I am new to your site and I found it very interesting to use the +/- metrics to predict outcomes of basketball games.

Just to check: what do the numbers actually mean in the figures you have in this post? Are there standard error of wins or point differentials for the whole season.

Also, is it possible to benchmark the different metrics by comparing their predicting accuracy on a game-to-game basis? I am currently trying to work on something like that and hope you can give me some advice.

Thanks!

• Alex says:

The numbers are errors from team wins. For example, the 2011 entry for PER is 2. That means that on average, PER (translated into wins) was off by 2 wins for any given team. Pretty much all the other measures do better than that because they have adjustments built in to sum to team wins. There aren’t any errors because no measure (as far as I know) has an error with it; you just get an estimate for each player.

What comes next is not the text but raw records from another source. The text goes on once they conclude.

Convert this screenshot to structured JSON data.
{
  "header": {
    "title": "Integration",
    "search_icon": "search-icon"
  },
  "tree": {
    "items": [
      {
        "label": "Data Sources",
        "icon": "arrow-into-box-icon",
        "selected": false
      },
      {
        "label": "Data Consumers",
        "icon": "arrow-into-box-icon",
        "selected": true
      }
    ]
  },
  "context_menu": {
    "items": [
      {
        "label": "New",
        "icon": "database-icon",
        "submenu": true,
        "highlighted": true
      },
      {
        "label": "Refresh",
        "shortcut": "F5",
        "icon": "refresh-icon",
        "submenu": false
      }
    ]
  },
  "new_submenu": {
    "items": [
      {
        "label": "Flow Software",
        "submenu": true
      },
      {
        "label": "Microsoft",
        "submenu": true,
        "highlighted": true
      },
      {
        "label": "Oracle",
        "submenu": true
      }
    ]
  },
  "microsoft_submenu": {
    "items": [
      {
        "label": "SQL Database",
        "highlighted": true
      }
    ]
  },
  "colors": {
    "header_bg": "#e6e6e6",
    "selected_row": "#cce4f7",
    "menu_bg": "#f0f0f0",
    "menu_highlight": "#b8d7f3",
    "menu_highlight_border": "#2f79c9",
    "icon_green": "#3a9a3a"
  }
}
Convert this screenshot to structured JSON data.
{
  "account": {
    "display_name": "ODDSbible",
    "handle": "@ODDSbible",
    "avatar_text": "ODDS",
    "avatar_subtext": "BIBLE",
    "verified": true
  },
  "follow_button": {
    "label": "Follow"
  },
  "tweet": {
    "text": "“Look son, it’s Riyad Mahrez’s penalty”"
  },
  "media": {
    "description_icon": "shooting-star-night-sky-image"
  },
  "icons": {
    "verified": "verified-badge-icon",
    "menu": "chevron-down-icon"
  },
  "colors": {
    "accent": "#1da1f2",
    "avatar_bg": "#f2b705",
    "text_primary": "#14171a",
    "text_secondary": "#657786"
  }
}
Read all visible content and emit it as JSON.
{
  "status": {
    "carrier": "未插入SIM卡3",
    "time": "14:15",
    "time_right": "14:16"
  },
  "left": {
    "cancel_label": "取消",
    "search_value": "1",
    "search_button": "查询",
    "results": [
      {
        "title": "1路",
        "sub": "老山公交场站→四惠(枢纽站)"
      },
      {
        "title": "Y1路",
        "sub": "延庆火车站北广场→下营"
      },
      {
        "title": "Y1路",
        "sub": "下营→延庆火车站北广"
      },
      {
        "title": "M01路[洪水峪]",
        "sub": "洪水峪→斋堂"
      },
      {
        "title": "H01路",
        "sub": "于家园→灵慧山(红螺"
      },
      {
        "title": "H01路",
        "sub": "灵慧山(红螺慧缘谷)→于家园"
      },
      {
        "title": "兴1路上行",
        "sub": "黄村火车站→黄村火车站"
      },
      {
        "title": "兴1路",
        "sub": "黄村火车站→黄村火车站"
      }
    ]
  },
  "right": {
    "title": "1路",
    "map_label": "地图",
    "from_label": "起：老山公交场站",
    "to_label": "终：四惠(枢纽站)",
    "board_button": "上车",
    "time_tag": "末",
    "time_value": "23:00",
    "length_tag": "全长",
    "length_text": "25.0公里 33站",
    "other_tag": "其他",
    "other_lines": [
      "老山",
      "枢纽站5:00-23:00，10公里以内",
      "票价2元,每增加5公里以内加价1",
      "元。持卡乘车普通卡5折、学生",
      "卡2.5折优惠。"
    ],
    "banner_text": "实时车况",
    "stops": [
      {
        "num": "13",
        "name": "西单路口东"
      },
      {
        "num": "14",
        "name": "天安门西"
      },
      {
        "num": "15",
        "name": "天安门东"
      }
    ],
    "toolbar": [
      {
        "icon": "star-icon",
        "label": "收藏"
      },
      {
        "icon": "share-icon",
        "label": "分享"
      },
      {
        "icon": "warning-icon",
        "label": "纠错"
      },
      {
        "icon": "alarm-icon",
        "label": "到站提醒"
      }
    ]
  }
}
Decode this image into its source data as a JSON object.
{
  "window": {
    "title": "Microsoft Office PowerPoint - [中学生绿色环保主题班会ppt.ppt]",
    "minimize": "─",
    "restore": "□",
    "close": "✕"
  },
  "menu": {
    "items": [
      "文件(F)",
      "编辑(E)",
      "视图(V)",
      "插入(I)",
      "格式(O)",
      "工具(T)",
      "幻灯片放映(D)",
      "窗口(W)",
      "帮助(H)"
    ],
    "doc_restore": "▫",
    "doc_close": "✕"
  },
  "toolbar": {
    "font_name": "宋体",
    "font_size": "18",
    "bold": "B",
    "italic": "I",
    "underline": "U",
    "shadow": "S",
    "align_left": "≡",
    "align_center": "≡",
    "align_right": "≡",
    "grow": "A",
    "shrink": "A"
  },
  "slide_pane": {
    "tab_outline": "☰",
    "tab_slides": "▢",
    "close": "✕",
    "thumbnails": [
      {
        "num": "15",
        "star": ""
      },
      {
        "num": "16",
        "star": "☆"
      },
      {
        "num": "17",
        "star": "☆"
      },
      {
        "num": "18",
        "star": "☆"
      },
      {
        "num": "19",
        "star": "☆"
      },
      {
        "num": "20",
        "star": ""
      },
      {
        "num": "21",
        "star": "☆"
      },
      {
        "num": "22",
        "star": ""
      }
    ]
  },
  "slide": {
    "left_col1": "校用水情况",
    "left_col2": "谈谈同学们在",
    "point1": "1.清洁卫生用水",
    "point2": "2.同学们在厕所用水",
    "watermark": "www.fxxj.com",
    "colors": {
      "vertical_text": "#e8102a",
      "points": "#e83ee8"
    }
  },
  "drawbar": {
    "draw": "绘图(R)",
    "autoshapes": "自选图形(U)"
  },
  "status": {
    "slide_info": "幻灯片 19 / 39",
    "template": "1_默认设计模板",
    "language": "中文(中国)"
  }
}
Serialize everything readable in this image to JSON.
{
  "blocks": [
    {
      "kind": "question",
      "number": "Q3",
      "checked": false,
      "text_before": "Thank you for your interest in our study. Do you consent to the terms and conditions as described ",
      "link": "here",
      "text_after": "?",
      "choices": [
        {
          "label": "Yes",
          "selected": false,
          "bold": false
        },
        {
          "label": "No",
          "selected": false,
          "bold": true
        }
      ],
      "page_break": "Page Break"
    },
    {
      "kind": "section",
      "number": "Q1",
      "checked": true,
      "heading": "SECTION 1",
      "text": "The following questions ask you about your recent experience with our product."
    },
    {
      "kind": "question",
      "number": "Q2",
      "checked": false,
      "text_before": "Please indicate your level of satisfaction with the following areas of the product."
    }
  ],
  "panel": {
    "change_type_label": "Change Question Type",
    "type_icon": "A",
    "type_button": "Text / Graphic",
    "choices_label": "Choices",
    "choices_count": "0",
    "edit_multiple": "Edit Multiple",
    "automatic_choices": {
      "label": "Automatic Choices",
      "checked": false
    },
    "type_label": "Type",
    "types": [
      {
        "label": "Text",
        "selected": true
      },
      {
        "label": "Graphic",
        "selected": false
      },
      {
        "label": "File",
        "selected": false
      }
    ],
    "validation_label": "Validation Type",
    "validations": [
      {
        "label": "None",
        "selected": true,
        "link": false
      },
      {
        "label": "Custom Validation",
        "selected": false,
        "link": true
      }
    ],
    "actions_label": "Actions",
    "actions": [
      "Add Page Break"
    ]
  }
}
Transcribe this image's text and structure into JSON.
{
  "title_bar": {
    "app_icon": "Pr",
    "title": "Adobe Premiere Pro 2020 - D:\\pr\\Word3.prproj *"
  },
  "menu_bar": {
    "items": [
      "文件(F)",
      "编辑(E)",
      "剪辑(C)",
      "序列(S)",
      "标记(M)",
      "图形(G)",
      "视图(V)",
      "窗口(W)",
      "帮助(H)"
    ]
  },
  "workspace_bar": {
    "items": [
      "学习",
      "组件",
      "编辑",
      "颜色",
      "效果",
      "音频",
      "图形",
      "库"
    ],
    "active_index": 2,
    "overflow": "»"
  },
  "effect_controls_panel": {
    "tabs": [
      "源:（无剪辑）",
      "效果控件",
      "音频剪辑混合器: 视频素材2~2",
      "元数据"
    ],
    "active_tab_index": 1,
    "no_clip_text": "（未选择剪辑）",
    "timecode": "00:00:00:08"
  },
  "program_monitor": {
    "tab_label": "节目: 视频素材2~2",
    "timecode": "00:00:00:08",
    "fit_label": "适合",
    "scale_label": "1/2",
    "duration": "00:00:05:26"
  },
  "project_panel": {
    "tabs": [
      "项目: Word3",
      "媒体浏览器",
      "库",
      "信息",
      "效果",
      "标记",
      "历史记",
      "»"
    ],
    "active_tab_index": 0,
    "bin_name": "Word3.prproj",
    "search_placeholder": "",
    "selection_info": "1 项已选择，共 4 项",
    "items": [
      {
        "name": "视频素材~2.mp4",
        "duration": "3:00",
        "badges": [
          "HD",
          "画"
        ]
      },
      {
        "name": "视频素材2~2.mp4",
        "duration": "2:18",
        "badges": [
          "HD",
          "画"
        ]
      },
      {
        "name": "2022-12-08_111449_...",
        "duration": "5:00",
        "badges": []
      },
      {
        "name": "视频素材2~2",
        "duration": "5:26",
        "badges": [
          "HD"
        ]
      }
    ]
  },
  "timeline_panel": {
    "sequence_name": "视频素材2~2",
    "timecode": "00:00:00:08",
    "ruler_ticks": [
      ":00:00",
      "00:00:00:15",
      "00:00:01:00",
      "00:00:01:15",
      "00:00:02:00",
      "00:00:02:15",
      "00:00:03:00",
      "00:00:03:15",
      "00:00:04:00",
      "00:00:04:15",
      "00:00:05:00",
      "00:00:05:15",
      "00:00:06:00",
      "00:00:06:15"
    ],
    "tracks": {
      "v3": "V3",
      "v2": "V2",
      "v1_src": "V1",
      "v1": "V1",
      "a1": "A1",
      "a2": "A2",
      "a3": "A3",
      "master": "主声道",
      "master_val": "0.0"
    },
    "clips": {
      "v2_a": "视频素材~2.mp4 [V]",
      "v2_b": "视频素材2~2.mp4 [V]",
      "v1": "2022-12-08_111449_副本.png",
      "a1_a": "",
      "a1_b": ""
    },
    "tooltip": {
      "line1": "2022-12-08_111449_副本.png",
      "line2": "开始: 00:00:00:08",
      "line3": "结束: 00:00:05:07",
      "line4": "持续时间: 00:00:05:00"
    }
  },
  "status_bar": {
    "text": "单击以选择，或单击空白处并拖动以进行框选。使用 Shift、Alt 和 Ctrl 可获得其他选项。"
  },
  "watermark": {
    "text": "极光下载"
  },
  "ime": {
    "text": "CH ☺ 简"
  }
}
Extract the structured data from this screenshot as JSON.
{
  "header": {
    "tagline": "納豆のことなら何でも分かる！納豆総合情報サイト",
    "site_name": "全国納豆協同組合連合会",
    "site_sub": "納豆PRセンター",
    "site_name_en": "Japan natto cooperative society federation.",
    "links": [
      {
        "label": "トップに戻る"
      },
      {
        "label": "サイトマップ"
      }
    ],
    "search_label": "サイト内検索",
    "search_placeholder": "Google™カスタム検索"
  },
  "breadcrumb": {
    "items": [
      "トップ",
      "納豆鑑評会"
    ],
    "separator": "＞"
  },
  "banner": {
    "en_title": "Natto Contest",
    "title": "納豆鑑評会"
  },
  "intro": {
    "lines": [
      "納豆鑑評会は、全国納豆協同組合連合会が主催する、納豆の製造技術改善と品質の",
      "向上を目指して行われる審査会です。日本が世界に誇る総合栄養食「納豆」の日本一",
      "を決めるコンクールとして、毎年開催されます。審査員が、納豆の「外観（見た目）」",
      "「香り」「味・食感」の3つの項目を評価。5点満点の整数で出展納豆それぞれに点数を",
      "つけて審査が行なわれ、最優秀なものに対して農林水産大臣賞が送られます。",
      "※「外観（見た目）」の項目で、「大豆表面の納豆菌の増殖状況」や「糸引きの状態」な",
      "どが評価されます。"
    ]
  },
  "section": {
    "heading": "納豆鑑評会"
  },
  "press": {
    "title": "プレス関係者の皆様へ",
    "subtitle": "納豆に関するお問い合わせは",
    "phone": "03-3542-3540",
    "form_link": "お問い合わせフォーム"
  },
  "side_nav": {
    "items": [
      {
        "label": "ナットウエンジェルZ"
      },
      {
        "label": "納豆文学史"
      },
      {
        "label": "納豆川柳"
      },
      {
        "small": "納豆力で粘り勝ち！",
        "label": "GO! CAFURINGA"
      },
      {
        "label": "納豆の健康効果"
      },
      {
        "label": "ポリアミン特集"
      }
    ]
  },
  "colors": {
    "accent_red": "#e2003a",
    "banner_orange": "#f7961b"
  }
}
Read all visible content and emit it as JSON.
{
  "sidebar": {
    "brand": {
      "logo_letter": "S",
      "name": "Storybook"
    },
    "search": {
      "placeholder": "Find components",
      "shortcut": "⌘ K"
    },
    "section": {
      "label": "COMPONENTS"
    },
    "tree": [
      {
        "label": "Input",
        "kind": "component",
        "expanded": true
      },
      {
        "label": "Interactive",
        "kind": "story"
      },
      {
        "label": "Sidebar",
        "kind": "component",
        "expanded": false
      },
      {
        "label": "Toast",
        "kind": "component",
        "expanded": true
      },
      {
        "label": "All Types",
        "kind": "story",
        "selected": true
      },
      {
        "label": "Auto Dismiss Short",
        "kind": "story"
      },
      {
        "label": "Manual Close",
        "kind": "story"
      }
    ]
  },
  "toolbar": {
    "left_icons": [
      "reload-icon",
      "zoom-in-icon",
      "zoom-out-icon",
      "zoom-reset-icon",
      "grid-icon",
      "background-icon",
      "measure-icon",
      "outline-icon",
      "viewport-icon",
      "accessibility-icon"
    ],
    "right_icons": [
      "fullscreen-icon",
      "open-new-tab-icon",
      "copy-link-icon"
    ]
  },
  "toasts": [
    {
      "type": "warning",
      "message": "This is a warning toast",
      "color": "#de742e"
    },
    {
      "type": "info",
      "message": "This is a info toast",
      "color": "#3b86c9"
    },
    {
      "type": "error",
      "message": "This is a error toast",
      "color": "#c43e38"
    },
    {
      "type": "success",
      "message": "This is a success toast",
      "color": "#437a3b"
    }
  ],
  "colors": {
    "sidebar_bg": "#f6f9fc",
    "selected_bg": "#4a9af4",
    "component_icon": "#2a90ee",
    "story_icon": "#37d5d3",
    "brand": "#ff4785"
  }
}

It would definitely be possible, and people have suggested better, to do game-by-game accuracy. I just didn’t have the data at the time. The +/- measures, like APM and RAPM, are based on per-possession data, so you can go that fine-grained if you want.

5. ethanluo says:

Hi! I have downloaded the database you have (thank you so much for that!) and I have questions regarding the year. For example when you have year 2009 are you referring to Season of 2008-09 or all games that take place in 2009? (which then includes games from season 2008-09 and 2009-10)

• Alex says:

It’s been a little while since I looked at the data, but I believe the year refers to when that season ended. So 2008 means the 07-08 season. But I would double-check that to be safe.

• ethanluo says:

Thanks! but How reliable is the data? I might need it for some scientific paper

• Alex says:

What do you mean by ‘reliable’? All of the numbers I downloaded were what the various metric-makers made available. I can’t promise that I lined them up in the Google doc 100% accurately, particularly in the case of players who were on multiple teams within a single season.

If you want to have rock-solid data, you should get raw play-by-play data and calculate each metric using the algorithms each person describes. There’s no particular reason to trust that anyone did any of their calculations correctly.

• ethanluo says:

Actually I have parsed the play-by-play. But we used it for different purposes. Thank you for your help!